The waste is a major concern, said one Bangladesh government official.

“We have many schemes to address the issue,” Md Jahirul Islam, additional secretary of the Local Government Division, told BenarNews but without elaborating.

The Lancet, meanwhile, reported that as many as 5.2 million people worldwide, including 4 million children, die each year from diseases related to “unmanaged medical waste.”

“There might be a serious risk of spreading SARS-CoV-2 [COVID-19] if used masks, gloves and other personal protective equipment are not managed and disposed of properly.
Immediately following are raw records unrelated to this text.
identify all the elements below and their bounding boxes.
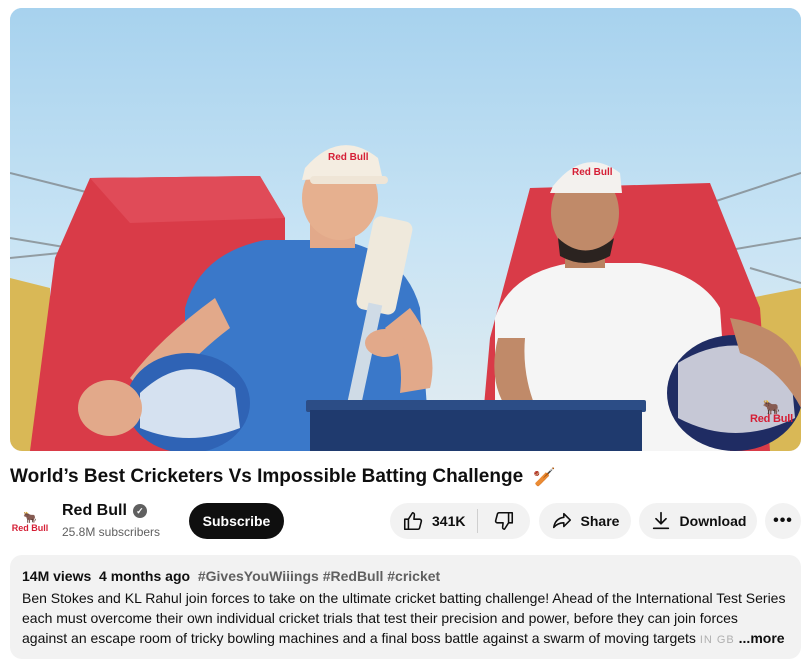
description-line: Ben Stokes and KL Rahul join forces to t… — [22, 590, 786, 606]
channel-watermark: 🐂 Red Bull — [749, 399, 793, 425]
svg-text:Red Bull: Red Bull — [572, 167, 613, 178]
share-arrow-icon — [552, 512, 571, 529]
channel-name: Red Bull — [62, 502, 127, 519]
download-icon — [652, 511, 669, 530]
description-line: each must overcome their own individual … — [22, 610, 738, 626]
share-label: Share — [580, 513, 620, 529]
video-player[interactable]: Red Bull Red Bull 🐂 Red Bull — [10, 8, 801, 451]
upload-age: 4 months ago — [99, 568, 191, 584]
description-line: against an escape room of tricky bowling… — [22, 630, 785, 646]
like-button[interactable]: 341K — [390, 503, 477, 539]
video-title: World’s Best Cricketers Vs Impossible Ba… — [10, 466, 556, 488]
show-more-link[interactable]: ...more — [739, 630, 785, 646]
description-box[interactable]: 14M views 4 months ago #GivesYouWiiings … — [10, 555, 801, 659]
like-dislike-group: 341K — [390, 503, 530, 539]
cricket-bat-icon: 🏏 — [533, 466, 556, 487]
description-text: Ben Stokes and KL Rahul join forces to t… — [22, 588, 794, 650]
like-count: 341K — [432, 513, 466, 529]
more-horizontal-icon: ••• — [773, 512, 793, 529]
view-count: 14M views — [22, 568, 92, 584]
svg-text:Red Bull: Red Bull — [328, 152, 369, 163]
download-button[interactable]: Download — [639, 503, 757, 539]
channel-avatar[interactable]: 🐂 Red Bull — [10, 503, 50, 543]
thumbs-up-icon — [403, 511, 423, 531]
thumbs-down-icon — [495, 511, 514, 531]
dislike-button[interactable] — [478, 503, 530, 539]
more-actions-button[interactable]: ••• — [765, 503, 801, 539]
red-bull-logo-icon: 🐂 — [762, 399, 781, 415]
channel-name-link[interactable]: Red Bull ✓ — [62, 502, 147, 520]
verified-checkmark-icon: ✓ — [132, 504, 147, 518]
truncated-text: IN GB — [699, 634, 735, 646]
subscriber-count: 25.8M subscribers — [62, 525, 161, 539]
subscribe-button[interactable]: Subscribe — [189, 503, 284, 539]
video-frame: Red Bull Red Bull — [10, 8, 801, 451]
red-bull-logo-icon: 🐂 — [23, 512, 37, 524]
video-meta: 14M views 4 months ago #GivesYouWiiings … — [22, 568, 440, 584]
hashtags[interactable]: #GivesYouWiiings #RedBull #cricket — [198, 568, 440, 584]
download-label: Download — [679, 513, 747, 529]
share-button[interactable]: Share — [539, 503, 631, 539]
video-title-text: World’s Best Cricketers Vs Impossible Ba… — [10, 466, 524, 487]
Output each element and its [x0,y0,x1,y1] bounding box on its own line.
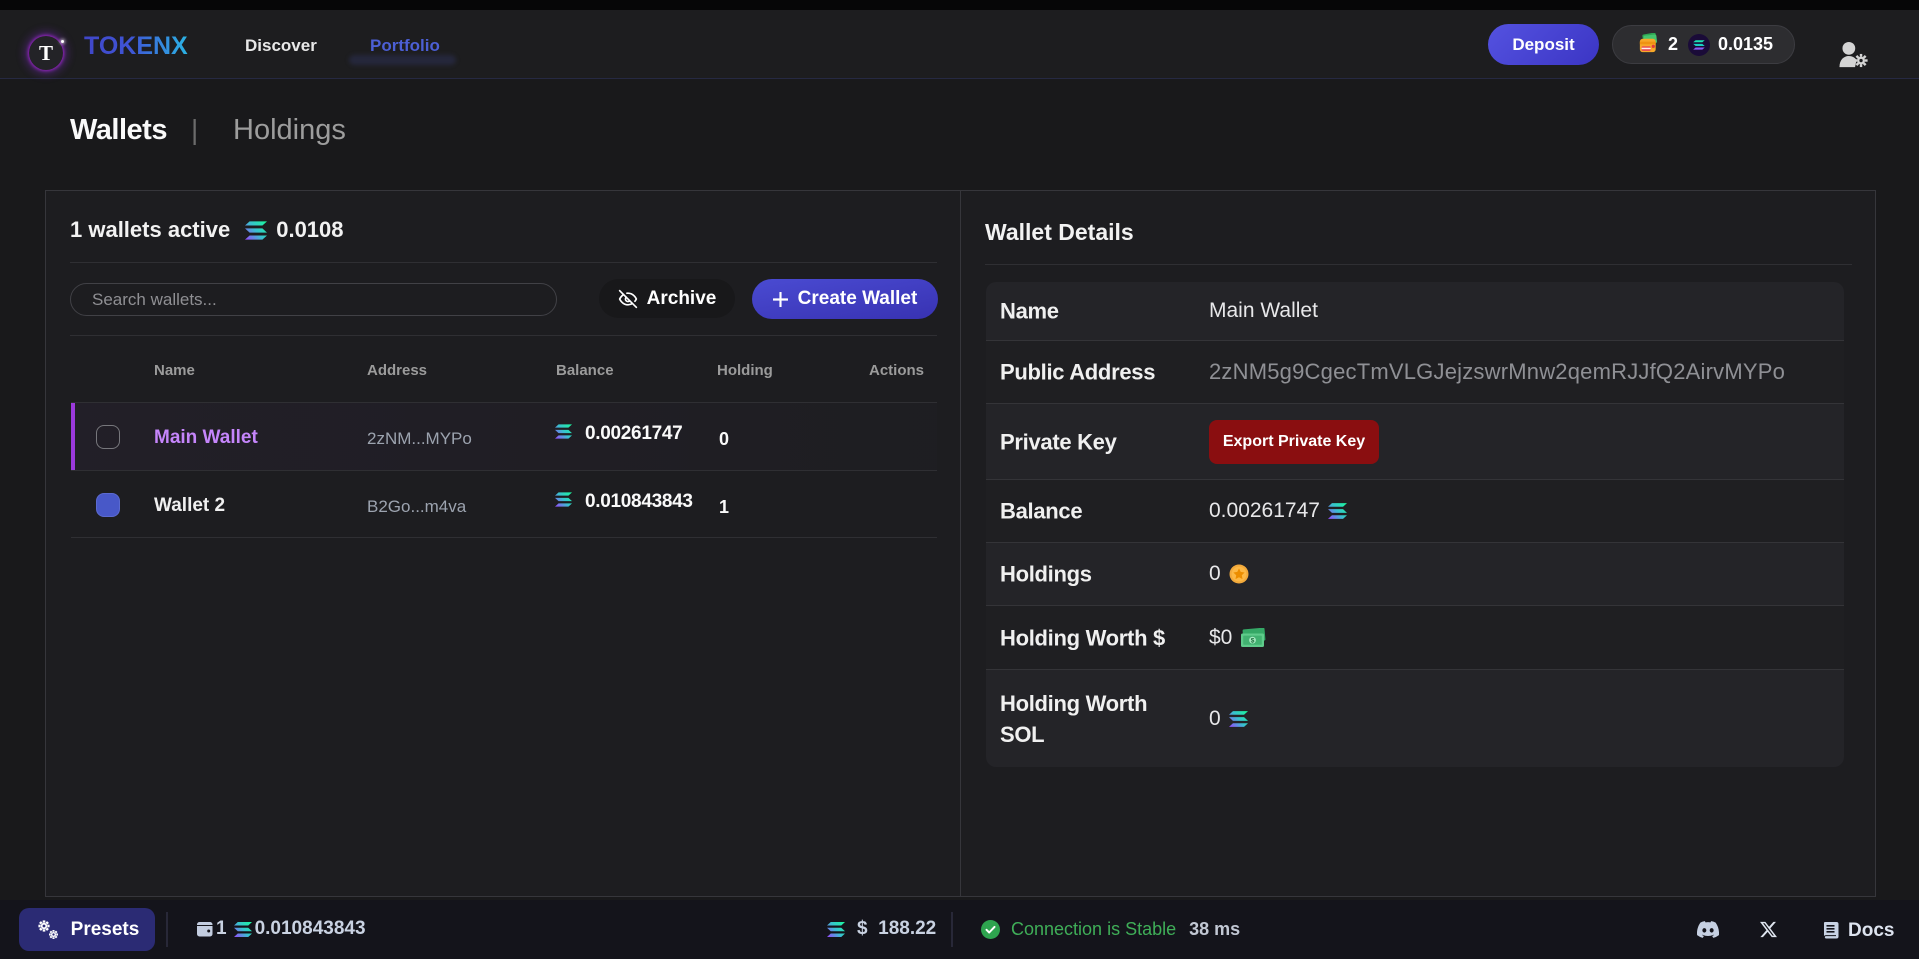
svg-text:$: $ [1251,637,1255,644]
Additionally, household waste (tissues, masks, gloves) puts waste management workers at increased health risk,” the report said.

As of Thursday, Bangladesh had confirmed almost 288,000 cases of the coronavirus disease and 3,822 deaths from it, according to the latest data from experts at U.S.-based Johns Hopkins University.

No safe system

The report in The Lancet noted that despite the introduction of Medical Waste Management and Processing Rules in 2008, Bangladesh does not have a safe system for disposing of biomedical garbage.

Mazharul Islam of the PRISM Bangladesh Foundation agreed with the report in the British journal that the nation lacks a proper system.

He said the government had established municipalities and city corporations without developing proper waste management systems despite the 2008 rules.

“It is supposed to be a precondition to set up waste management for any city, but there is no such facility in major cities including Gazipur, Narayanganj and Savar in Dhaka’s outskirts,” he said.

Rahman, the co-author of the report, said solid waste from COVID-19 treatments and tests should not be the government’s only concern.

“While the situation has been created due to negligence of the government, we are thinking only about solid waste,” he said. “Nobody looks into waste water released by hospitals being channeled to normal drains which is very dangerous.”